Friday, April 26, 2013

Love Lost in Springtime Doldrums


Spring is in full swing down here in ol' Mexico. The air is warm, the sky is pleasant, and the boys saunter around half nekkid in pin-striped tank tops. They stroll with that macho swagger of machismo that drives pasty skinned gringo wild with passion.
I awoke with a fucking morning boner and attempted to relieve myself but I felt all shades of nasty because the neighborhood kid, he of only seven, was screeching outside my door playing with a young mate out on the sidewalk. Fine. I'll just go for some coffee and maybe cheesecake for breakfast.

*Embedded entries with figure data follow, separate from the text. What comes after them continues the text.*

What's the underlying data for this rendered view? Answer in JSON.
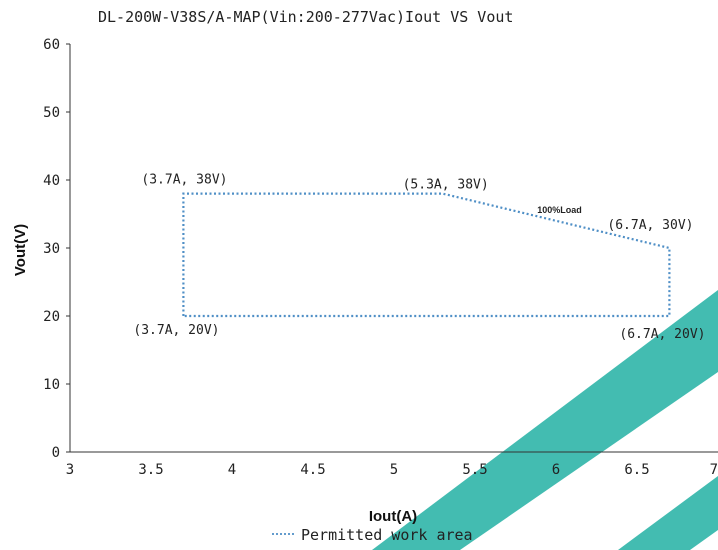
{
  "chart_data": {
    "type": "line",
    "title": "DL-200W-V38S/A-MAP(Vin:200-277Vac)Iout VS Vout",
    "xlabel": "Iout(A)",
    "ylabel": "Vout(V)",
    "xlim": [
      3,
      7
    ],
    "ylim": [
      0,
      60
    ],
    "x_ticks": [
      3,
      3.5,
      4,
      4.5,
      5,
      5.5,
      6,
      6.5,
      7
    ],
    "x_tick_labels": [
      "3",
      "3.5",
      "4",
      "4.5",
      "5",
      "5.5",
      "6",
      "6.5",
      "7"
    ],
    "y_ticks": [
      0,
      10,
      20,
      30,
      40,
      50,
      60
    ],
    "y_tick_labels": [
      "0",
      "10",
      "20",
      "30",
      "40",
      "50",
      "60"
    ],
    "grid": false,
    "legend": {
      "placement": "bottom",
      "entries": [
        "Permitted work area"
      ]
    },
    "series": [
      {
        "name": "Permitted work area",
        "color": "#4f8fc6",
        "style": "dotted",
        "points": [
          {
            "x": 3.7,
            "y": 20,
            "label": "(3.7A, 20V)"
          },
          {
            "x": 3.7,
            "y": 38,
            "label": "(3.7A, 38V)"
          },
          {
            "x": 5.3,
            "y": 38,
            "label": "(5.3A, 38V)"
          },
          {
            "x": 6.7,
            "y": 30,
            "label": "(6.7A, 30V)"
          },
          {
            "x": 6.7,
            "y": 20,
            "label": "(6.7A, 20V)"
          },
          {
            "x": 3.7,
            "y": 20
          }
        ]
      }
    ],
    "annotations": [
      {
        "text": "100%Load",
        "x": 6.1,
        "y": 35
      }
    ],
    "watermark_color": "#2fb5a8"
  }
}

Showered, dressed, and made my way past dusty, crumbling adobe buildings to Cafe 656. The street was already teeming with youthful vigor as doe-eyed, dark skinned men dashed to and fro in their various affairs. Hell, even the workers who had taken over a three block radius around the cafe re-constructing the streets seemed hot and secreting sexual pheromones for all to pine over. Sex hummed in the air like a Buddhists chant.

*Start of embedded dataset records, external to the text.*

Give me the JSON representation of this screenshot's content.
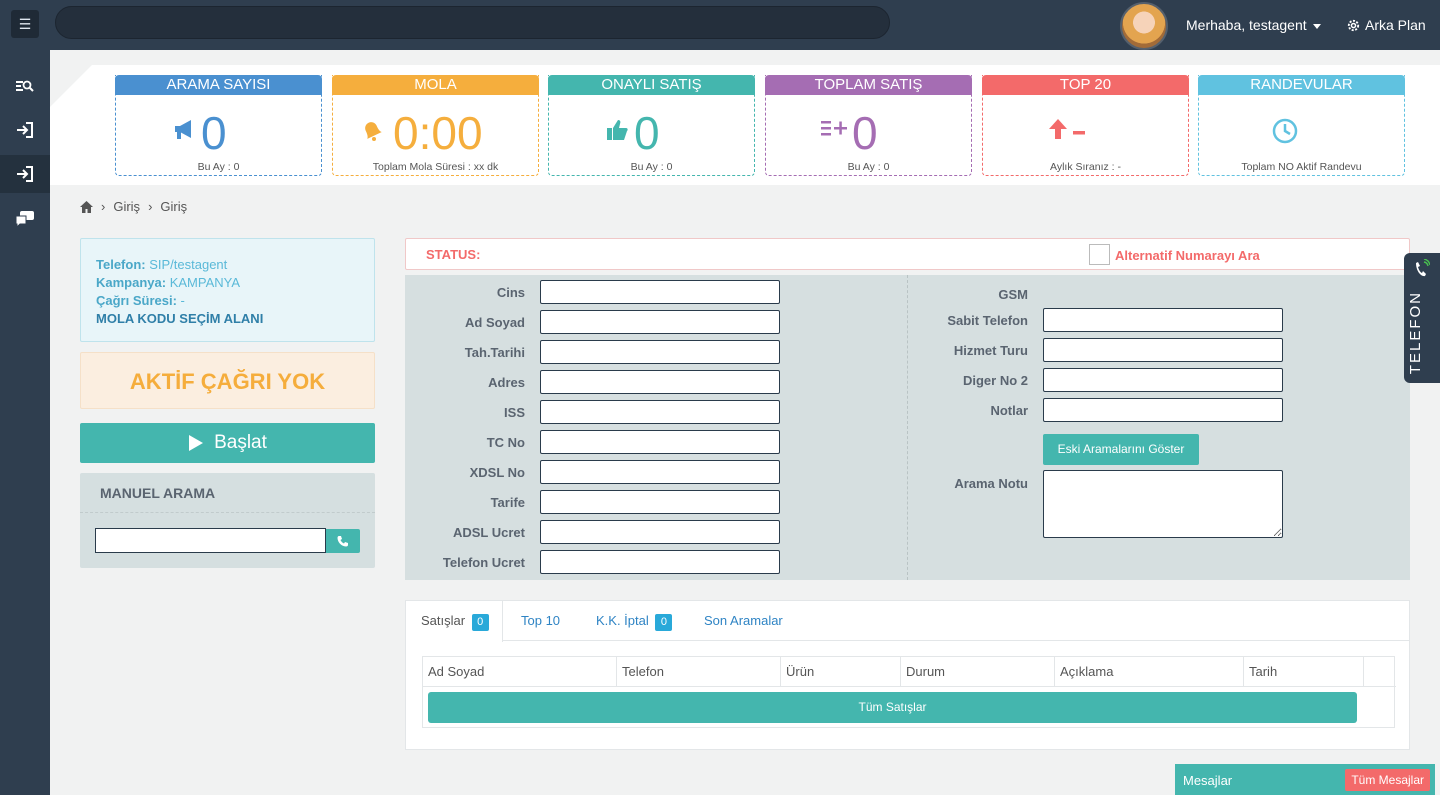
{
  "topbar": {
    "greeting": "Merhaba, testagent",
    "background_label": "Arka Plan"
  },
  "stats": [
    {
      "title": "ARAMA SAYISI",
      "value": "0",
      "footer": "Bu Ay : 0",
      "color": "#4a90d0",
      "icon": "megaphone-icon"
    },
    {
      "title": "MOLA",
      "value": "0:00",
      "footer": "Toplam Mola Süresi : xx dk",
      "color": "#f5ae3d",
      "icon": "bell-icon"
    },
    {
      "title": "ONAYLI SATIŞ",
      "value": "0",
      "footer": "Bu Ay : 0",
      "color": "#44b6ae",
      "icon": "thumbs-up-icon"
    },
    {
      "title": "TOPLAM SATIŞ",
      "value": "0",
      "footer": "Bu Ay : 0",
      "color": "#a56db3",
      "icon": "list-plus-icon"
    },
    {
      "title": "TOP 20",
      "value": "",
      "footer": "Aylık Sıranız : -",
      "color": "#f36a6a",
      "icon": "arrow-up-icon"
    },
    {
      "title": "RANDEVULAR",
      "value": "",
      "footer": "Toplam NO Aktif Randevu",
      "color": "#60c2e0",
      "icon": "clock-icon"
    }
  ],
  "breadcrumb": [
    "Giriş",
    "Giriş"
  ],
  "info": {
    "phone_label": "Telefon:",
    "phone_value": "SIP/testagent",
    "campaign_label": "Kampanya:",
    "campaign_value": "KAMPANYA",
    "duration_label": "Çağrı Süresi:",
    "duration_value": "-",
    "break_code": "MOLA KODU SEÇİM ALANI"
  },
  "no_active_call": "AKTİF ÇAĞRI YOK",
  "start_button": "Başlat",
  "manual_call": {
    "title": "MANUEL ARAMA",
    "value": ""
  },
  "status": {
    "label": "STATUS:",
    "alt_number": "Alternatif Numarayı Ara"
  },
  "form_left": [
    {
      "label": "Cins",
      "value": ""
    },
    {
      "label": "Ad Soyad",
      "value": ""
    },
    {
      "label": "Tah.Tarihi",
      "value": ""
    },
    {
      "label": "Adres",
      "value": ""
    },
    {
      "label": "ISS",
      "value": ""
    },
    {
      "label": "TC No",
      "value": ""
    },
    {
      "label": "XDSL No",
      "value": ""
    },
    {
      "label": "Tarife",
      "value": ""
    },
    {
      "label": "ADSL Ucret",
      "value": ""
    },
    {
      "label": "Telefon Ucret",
      "value": ""
    }
  ],
  "form_right": {
    "gsm_label": "GSM",
    "fields": [
      {
        "label": "Sabit Telefon",
        "value": ""
      },
      {
        "label": "Hizmet Turu",
        "value": ""
      },
      {
        "label": "Diger No 2",
        "value": ""
      },
      {
        "label": "Notlar",
        "value": ""
      }
    ],
    "old_calls_button": "Eski Aramalarını Göster",
    "notes_label": "Arama Notu"
  },
  "tabs": [
    {
      "label": "Satışlar",
      "badge": "0"
    },
    {
      "label": "Top 10",
      "badge": ""
    },
    {
      "label": "K.K. İptal",
      "badge": "0"
    },
    {
      "label": "Son Aramalar",
      "badge": ""
    }
  ],
  "sales_table": {
    "columns": [
      "Ad Soyad",
      "Telefon",
      "Ürün",
      "Durum",
      "Açıklama",
      "Tarih"
    ],
    "all_sales_button": "Tüm Satışlar"
  },
  "phone_tab": "TELEFON",
  "messages": {
    "label": "Mesajlar",
    "all_button": "Tüm Mesajlar"
  }
}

As I was coming to a corner, there was a lone car parked at the curb. I had that funny sense that I was being eyed. Indeed. As soon as I passed the car, the driver rolled down his window and called me by name. Holy shit! It was Rigo! I had not seen him in eight years! Rigo and I had an off again/on again romance during one of my stays in Juarez before. That ended when he attained his passport and high-tailed it to Santé Fe, New Mexico to be with family.

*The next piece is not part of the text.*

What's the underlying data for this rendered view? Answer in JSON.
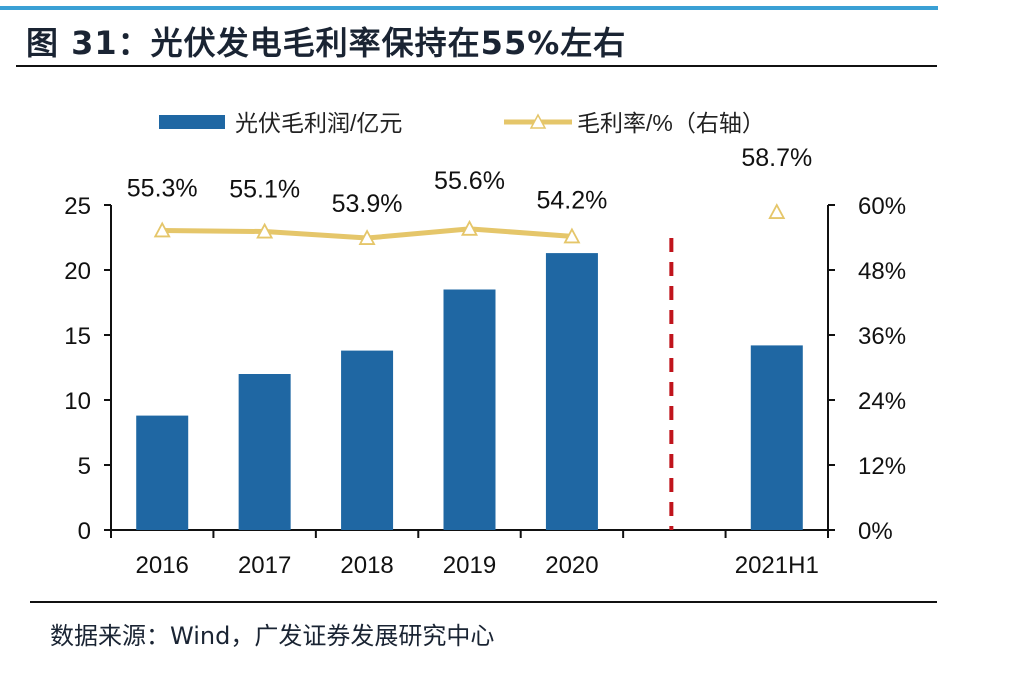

Like any whore, I leapt into the front seat and after a firm handshake followed a long, detailed conversation of what-ever-happened-to-so-and-so. For some giddy reason, Rigo decided to drive around as we caught up. I had to admit, the years had been good to him. He matured from a wild-eyed street urchin to a strapping young man. He stated that he was in Juarez visiting his mother, but he lived in Puerto Vallarta. He had a ranch or something. I said that was nice.
I mentioned that I was on the way to the cafe and invited Rigo for coffee and a light brunch. We sat in front of the large plate windows as the pedestrians busied themselves and the monstrous construction machinery chugged away beyond.
After a hearty convo over cheesecake about our mutual triumphs and foibles during the past eight years, there was nothing else to do but return to my place and sixty-nine for old times’ sake. His suggestion, not mine. Seriously. No lie.
I missed his penis. There are very few men I have met in my life in who I judge my attraction soly based on the beauty of their erect member. But, Rigo's is up there with high marks. I like the fact that, without even touching it, clear pre-cum constantly dribbles from the head, glistening like nectar. After a pleasing session of gulp-n-slurp in the coolness of my ratty trap, Rigo and I joked around and laughed at casual things. Then he got stupid. He asked if I would move to Puerto Vallarta and be his partner. Just like that. I croaked, "To quote Rosa Park...."No." I explained that the following Friday, I had already planned to go on a wacky road trip that will culminate in me settling on the island of Puerto Rico. He stated that it made him sad that I could never settle down or even wished to hold a long term relationship. I answered, "How do you think I feel? I'm the one who has to live with my decisions."
We showered together - much giggling I think my neighbor heard and didn't need to hear that faggoty shit - and afterwards I walked him to his car. Shaking hands and a brief hug later, Rigo was gone. I was feeling bitter sweet, because of all the people I have met, I really did like him. And now I lost him. Again.